In many developing nations, heavy reliance on petroleum products for power generation and transportation stems from limited access to sustainable energy sources and inadequate electricity supply. This research aims to experimentally develop predictive models for quantification of total volatile organic compounds (TVOCs) from the dispensing processes of the selected petroleum products: petrol, kerosene, and diesel. A lab-scale fueling station was fabricated with five selected siphon pumps of different flowrates. These with a view to investigating the effect of fuel flowrates on TVOCs emission released near the nozzle gun and the vehicle tanks/portable container openings with varying effective cross-sectional areas (CSAs). The results revealed that petrol emits the highest concentrations of TVOCs emissions among the fuels due to its high volatility. At the highest flowrate of 0.33 L/s and the smallest effective CSA (1.59 × 10−4 m2) of the receiving tank/container openings, the highest concentrations (89, 57, and 45 ppm) of petrol, kerosene, and diesel were released, respectively. When the fuel flowrate was reduced to 0.20 L/s with the same effective CSA, the TVOCs emissions decreased to 53, 37, and 29 ppm for each fuel respectively. Additionally, the lowest TVOCs emission concentration of 5 ppm was observed at the slowest diesel fill rate of 0.05 L/s with the largest effective CSA of the tank/container opening that would make the TVOCs emission concentrations above the standard 0.5 ppm recommended by TECAM. The results also showed that emission fluxes of TVOCs increase when the effective CSA of the tank/container opening is reduced.
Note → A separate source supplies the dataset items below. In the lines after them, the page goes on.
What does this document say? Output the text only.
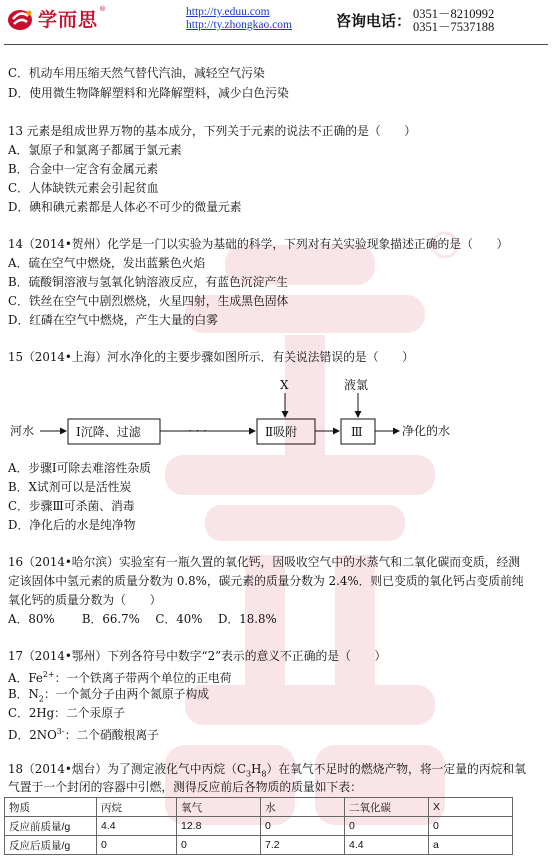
学而思 ®	http://ty.eduu.com
http://ty.zhongkao.com	咨询电话： 0351－8210992
0351－7537188
C．机动车用压缩天然气替代汽油，减轻空气污染
D．使用微生物降解塑料和光降解塑料，减少白色污染
13 元素是组成世界万物的基本成分，下列关于元素的说法不正确的是（　　）
A．氯原子和氯离子都属于氯元素
B．合金中一定含有金属元素
C．人体缺铁元素会引起贫血
D．碘和碘元素都是人体必不可少的微量元素
14（2014•贺州）化学是一门以实验为基础的科学，下列对有关实验现象描述正确的是（　　）
A．硫在空气中燃烧，发出蓝紫色火焰
B．硫酸铜溶液与氢氧化钠溶液反应，有蓝色沉淀产生
C．铁丝在空气中剧烈燃烧，火星四射，生成黑色固体
D．红磷在空气中燃烧，产生大量的白雾
15（2014•上海）河水净化的主要步骤如图所示．有关说法错误的是（　　）
河水	Ⅰ沉降、过滤	· · ·	Ⅱ吸附
X
Ⅲ
液氯
净化的水
A．步骤Ⅰ可除去难溶性杂质
B．X试剂可以是活性炭
C．步骤Ⅲ可杀菌、消毒
D．净化后的水是纯净物
16（2014•哈尔滨）实验室有一瓶久置的氧化钙，因吸收空气中的水蒸气和二氧化碳而变质，经测
定该固体中氢元素的质量分数为 0.8%，碳元素的质量分数为 2.4%．则已变质的氧化钙占变质前纯
氧化钙的质量分数为（　　）
A．80%　　 B．66.7%　 C．40%　 D．18.8%
17（2014•鄂州）下列各符号中数字“2”表示的意义不正确的是（　　）
A．$Fe^{2+}$：一个铁离子带两个单位的正电荷
B．$N_2$：一个氮分子由两个氮原子构成
C．2Hg：二个汞原子
D．$2NO^{3-}$：二个硝酸根离子
18（2014•烟台）为了测定液化气中丙烷$(C_3H_8)$在氧气不足时的燃烧产物，将一定量的丙烷和氧
气置于一个封闭的容器中引燃，测得反应前后各物质的质量如下表：
物质	丙烷	氧气	水	二氧化碳	X
反应前质量/g	4.4	12.8	0	0	0
反应后质量/g	0	0	7.2	4.4	a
The highest TVOCs emission flux (5.6 ×105ppm/m2) was recorded from the receiving tank/container opening with the smallest effective CSA of 1.59 × 10−4m2. It was discovered in the study that at high flow rates and smaller effective cross-sectional areas of tank/container openings, there are increase in TVOCs emissions and fluxes. Predictive models. Equations (2)–(4), were developed from the results with the use of Minitab and MATLAB software for predicting, estimating emission inventory and controlling of TVOCs emissions at the points of sales of fueling stations by regulatory bodies.